Part of this being able to be done is the difference between hollywood and music and gaming in unionization and guarantees.

Now is the time for developers to refuse outright though. I don't think it's doom and gloom as he paints it though because those service won't completely take off without third party content anyway.

If they did grow the services without third parties, they would have to pay for that development anyway, which is again an upfront cost model as they pay for the development.

Just don't give in now under the guise of "experimentation" as that will become the norm and the fight to change it will be harder.
 

THEVOID

Prophet of Regret
Member
Oct 27, 2017
22,861
But then you're not really cheap, you simply dont have the money. But those that do have the money, and dont mind blowing hundreds of bucks on drinks at the bar every weekend but can't pay for a game.. bah. I.e some of my friends.

That's not fair at all. There's oodles of entertianment willing to take out money and tons of competition.
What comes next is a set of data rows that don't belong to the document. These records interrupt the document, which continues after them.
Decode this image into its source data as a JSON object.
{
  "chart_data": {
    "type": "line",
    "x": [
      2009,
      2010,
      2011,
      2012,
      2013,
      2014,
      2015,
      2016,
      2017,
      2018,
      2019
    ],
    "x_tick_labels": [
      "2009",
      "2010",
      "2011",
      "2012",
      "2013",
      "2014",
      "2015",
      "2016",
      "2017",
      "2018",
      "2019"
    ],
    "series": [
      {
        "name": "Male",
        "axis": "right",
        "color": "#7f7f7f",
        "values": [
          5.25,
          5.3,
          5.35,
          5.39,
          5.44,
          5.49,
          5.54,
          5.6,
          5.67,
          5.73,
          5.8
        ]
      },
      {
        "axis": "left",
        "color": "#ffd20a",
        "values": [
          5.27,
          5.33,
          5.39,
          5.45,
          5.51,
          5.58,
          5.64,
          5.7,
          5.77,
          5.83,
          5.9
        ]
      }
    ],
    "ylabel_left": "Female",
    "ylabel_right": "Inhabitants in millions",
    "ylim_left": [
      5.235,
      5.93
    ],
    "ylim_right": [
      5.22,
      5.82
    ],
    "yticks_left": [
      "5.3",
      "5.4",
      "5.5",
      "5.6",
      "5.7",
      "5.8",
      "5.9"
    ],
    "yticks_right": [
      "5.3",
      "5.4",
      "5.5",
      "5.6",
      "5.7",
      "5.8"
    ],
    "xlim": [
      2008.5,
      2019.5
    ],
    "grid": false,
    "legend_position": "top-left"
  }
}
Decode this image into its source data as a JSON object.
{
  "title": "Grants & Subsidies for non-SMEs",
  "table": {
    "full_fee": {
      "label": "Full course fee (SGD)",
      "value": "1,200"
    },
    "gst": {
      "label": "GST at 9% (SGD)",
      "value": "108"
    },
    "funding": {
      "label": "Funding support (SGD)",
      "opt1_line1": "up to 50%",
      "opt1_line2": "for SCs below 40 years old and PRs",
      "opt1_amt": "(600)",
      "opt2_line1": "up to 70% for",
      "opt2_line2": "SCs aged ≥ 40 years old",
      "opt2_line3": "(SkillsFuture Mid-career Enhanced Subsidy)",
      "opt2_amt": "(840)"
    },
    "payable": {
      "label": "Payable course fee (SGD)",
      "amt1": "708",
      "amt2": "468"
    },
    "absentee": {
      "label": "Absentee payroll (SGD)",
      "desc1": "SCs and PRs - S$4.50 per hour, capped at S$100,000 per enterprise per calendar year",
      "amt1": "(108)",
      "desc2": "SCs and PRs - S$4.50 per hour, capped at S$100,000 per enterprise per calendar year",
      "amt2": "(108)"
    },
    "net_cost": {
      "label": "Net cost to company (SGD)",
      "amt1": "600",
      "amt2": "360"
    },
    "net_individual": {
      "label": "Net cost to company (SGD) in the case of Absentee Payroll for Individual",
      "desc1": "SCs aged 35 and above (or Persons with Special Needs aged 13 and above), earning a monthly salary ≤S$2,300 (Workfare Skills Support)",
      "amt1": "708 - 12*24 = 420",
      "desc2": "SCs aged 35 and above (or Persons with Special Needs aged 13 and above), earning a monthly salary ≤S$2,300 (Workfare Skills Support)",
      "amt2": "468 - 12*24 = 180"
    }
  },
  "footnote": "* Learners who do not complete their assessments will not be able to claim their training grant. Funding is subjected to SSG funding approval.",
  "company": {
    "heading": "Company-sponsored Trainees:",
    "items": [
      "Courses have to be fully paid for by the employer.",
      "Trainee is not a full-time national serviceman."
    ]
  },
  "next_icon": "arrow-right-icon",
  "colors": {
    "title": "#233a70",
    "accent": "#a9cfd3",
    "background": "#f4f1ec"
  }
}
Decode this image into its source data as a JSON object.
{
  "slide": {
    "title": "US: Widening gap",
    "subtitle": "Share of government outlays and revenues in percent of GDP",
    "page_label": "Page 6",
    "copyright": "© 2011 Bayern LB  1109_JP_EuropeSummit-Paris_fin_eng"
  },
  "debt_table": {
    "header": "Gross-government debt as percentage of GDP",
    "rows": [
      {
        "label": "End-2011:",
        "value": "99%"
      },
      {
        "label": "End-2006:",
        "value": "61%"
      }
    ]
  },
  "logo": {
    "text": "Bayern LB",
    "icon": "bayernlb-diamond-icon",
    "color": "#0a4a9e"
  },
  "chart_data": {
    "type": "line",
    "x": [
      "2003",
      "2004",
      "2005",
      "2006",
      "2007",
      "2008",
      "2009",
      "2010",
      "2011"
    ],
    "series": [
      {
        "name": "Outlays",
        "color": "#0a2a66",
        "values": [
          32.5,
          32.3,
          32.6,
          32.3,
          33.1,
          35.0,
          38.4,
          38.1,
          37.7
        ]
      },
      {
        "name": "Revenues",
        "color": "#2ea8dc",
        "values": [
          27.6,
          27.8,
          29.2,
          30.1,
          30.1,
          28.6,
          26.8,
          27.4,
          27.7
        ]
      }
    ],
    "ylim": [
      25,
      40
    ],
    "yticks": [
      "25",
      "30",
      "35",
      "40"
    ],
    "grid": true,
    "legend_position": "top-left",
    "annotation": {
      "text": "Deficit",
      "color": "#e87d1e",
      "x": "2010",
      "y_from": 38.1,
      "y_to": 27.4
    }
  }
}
You have to adapt to the market.
 

Starlatine

533.489 paid youtubers cant be wrong
Member
Oct 28, 2017
30,421
"x thing is bad because it can be used in a bad way" is a dumb argument that fits literally everything.
 

SuikerBrood

Member
Jan 21, 2018
15,490
I'm going to include a quote from Take Two's CEO that I think is worth reading-

Ultimately subscriptions are set to be additive in the gaming space, as opposed to all encompassing.

This is an interesting quote. I think the importance of subscriptions services will differ from publisher to publisher. And I also think it's easier to get third party software on your platform as a platform holder.

Wonder if we'll see more third party content on EA's service. I expect it.
 

Deleted member 6730

User requested account closure
Banned
Oct 25, 2017
11,526
That sounds super scummy. I know Netflix and Spotify especially are really bad with paying out royalties but you should at least get paid upfront for something like that.
 

Astandahl

Member
Oct 28, 2017
9,011
I still like old school model. I'll keep buying the games i'm interested in.

Don't really care about this subs model like EA or Gamepass.